Thursday, June 19, 2014

TIBETAN BUDDHIST CORNER: Prof. Robert Thurman on Loving Your Enemy...

(Note: This is deep, a few re-reads (for me : ) & a gentle healing after...when you're ready. Eternal Truths are just that way... Namaste'- Ndr)

We are addicted to pleasure, and we thirst for it, while being in denial that we constantly feel dissatisfied with what we get.

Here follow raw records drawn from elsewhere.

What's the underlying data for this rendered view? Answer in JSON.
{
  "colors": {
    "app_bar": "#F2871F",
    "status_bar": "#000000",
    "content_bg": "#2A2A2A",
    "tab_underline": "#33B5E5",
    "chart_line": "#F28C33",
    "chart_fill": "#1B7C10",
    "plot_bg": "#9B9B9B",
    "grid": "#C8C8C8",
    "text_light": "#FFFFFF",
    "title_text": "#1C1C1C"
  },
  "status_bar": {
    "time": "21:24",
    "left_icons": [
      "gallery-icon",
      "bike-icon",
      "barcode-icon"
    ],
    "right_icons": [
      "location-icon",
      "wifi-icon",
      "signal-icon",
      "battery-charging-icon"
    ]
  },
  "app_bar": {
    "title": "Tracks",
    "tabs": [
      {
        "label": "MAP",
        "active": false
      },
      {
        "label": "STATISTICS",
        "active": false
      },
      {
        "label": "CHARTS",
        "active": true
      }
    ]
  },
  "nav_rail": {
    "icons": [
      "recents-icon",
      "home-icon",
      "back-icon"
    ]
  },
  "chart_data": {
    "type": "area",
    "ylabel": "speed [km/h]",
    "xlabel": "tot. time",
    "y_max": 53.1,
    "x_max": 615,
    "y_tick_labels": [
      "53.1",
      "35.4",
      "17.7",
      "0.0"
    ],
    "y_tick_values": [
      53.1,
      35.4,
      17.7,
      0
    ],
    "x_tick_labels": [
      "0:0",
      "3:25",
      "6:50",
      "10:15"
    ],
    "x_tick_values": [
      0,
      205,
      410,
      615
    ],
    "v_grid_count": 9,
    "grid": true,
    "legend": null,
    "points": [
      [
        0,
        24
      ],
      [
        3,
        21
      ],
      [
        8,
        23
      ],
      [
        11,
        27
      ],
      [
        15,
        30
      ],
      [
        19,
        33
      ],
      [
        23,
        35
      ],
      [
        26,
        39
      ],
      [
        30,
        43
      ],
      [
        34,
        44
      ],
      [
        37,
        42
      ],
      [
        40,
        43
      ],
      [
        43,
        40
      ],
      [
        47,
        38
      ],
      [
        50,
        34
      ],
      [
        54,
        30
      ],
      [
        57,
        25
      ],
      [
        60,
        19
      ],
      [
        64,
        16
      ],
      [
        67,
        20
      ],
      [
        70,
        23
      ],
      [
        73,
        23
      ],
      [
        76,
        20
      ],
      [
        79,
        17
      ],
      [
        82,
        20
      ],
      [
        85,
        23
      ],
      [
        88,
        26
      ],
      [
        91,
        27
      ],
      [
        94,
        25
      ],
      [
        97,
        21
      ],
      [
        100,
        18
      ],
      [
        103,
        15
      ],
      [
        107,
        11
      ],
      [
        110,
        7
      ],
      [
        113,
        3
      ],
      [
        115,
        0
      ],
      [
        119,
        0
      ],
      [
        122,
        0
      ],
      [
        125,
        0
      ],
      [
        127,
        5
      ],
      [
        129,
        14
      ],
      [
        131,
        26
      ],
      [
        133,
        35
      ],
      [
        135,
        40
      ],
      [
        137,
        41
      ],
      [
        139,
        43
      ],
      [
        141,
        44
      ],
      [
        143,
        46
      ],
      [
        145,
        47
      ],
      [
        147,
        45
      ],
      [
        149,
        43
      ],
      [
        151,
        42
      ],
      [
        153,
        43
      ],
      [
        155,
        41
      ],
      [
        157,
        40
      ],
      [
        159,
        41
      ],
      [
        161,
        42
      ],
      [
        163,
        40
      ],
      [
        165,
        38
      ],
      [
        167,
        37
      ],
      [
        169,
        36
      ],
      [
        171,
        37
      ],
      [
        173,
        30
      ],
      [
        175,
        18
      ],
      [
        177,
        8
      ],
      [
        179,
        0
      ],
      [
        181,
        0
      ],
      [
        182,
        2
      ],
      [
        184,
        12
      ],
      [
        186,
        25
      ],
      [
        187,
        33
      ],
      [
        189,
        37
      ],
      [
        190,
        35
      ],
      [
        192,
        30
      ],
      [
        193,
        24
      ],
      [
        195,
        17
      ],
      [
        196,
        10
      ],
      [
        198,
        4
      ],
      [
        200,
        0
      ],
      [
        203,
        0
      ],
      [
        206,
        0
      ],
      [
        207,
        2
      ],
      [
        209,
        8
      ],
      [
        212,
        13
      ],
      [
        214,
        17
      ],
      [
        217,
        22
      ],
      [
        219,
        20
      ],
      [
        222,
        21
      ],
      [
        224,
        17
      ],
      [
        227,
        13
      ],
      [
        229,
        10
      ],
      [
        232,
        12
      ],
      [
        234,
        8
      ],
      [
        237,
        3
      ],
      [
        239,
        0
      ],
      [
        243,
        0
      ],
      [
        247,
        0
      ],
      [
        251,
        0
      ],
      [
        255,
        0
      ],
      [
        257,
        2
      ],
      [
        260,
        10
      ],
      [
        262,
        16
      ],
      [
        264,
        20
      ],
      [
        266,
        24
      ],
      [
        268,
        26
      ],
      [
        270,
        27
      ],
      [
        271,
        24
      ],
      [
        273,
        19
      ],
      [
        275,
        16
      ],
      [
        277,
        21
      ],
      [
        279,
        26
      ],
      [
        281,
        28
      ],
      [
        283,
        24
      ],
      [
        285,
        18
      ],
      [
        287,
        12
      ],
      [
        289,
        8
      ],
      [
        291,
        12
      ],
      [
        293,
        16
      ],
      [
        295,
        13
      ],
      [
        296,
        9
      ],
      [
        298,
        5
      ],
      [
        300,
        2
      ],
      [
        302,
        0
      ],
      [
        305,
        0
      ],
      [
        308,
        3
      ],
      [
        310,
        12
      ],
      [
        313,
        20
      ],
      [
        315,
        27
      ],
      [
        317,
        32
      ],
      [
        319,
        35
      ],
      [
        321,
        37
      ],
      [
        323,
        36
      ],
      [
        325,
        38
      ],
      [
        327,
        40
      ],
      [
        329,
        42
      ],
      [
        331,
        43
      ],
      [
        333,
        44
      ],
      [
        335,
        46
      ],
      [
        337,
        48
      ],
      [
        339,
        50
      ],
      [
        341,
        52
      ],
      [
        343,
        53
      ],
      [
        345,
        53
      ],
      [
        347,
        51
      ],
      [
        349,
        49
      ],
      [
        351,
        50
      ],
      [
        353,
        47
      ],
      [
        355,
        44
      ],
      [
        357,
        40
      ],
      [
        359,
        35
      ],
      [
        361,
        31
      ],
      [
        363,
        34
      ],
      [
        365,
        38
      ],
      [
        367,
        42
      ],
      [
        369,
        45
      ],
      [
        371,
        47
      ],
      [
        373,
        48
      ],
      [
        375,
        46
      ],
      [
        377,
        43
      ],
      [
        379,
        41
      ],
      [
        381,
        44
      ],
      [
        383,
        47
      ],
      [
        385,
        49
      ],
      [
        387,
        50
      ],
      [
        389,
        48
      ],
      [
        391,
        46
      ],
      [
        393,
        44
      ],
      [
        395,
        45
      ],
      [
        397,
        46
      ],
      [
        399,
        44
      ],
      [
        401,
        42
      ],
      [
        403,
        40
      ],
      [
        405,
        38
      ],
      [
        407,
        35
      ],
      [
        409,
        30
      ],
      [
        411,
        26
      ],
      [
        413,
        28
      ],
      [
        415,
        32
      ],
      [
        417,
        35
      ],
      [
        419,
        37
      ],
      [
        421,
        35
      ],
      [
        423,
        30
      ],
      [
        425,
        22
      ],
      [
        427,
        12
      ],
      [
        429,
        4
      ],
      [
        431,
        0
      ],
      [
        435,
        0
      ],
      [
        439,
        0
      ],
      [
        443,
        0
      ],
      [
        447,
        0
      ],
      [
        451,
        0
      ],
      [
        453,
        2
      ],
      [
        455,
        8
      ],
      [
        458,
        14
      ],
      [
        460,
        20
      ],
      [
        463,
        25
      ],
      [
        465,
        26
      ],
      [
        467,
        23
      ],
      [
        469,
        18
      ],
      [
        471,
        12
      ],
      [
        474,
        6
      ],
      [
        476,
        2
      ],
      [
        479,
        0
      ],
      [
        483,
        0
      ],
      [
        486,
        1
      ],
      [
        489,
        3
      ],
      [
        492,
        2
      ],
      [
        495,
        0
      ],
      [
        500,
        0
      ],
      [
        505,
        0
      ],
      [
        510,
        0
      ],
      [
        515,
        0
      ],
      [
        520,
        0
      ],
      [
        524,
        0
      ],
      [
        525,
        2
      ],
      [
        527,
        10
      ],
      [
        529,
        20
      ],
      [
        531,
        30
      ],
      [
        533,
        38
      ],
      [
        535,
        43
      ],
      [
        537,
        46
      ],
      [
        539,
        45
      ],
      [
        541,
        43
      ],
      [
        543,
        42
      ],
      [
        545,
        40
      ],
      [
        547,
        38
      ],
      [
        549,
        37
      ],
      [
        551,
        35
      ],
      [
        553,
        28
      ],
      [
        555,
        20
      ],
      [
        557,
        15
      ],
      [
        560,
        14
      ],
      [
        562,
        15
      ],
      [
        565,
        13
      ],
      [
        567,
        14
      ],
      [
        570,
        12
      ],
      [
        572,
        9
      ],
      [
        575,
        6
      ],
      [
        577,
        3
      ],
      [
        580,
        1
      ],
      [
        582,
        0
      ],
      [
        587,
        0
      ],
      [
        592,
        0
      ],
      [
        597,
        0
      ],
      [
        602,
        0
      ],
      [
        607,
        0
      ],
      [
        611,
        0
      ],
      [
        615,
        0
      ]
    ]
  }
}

We are addicted to anger as a means of removing obstacles to our desires, and in following the dictates of our anger, we are driven to self-destruction.

We can now take responsibility for the enemies who torment us, since hurting us is their involuntary reaction to their fear that we will harm them or their subliminal memory of our having hurt them in the evolutionary past.

So not only should we not be angry with them, but we should feel remorse that we affected them so negatively in the past and caused them to live in such pain.

Here we begin to enter the realm of patience as active forgiveness.

Joyfully, ecstatically, we celebrate our initial freedom from fear of suffering by going beyond patience as tolerant endurance and patience as insightful forbearance, to experience patience as nonretaliation and forgiveness.

Such active forgiveness opens the golden door of the exalting temple of universal compassion, which is the amazing realm of realistic happiness and natural bliss.

So our enemies provide us with irritation, injury, and harm, which are the occasions for us to practice endurance, forbearance, and forgiveness.

The worse they treat us, the more we benefit.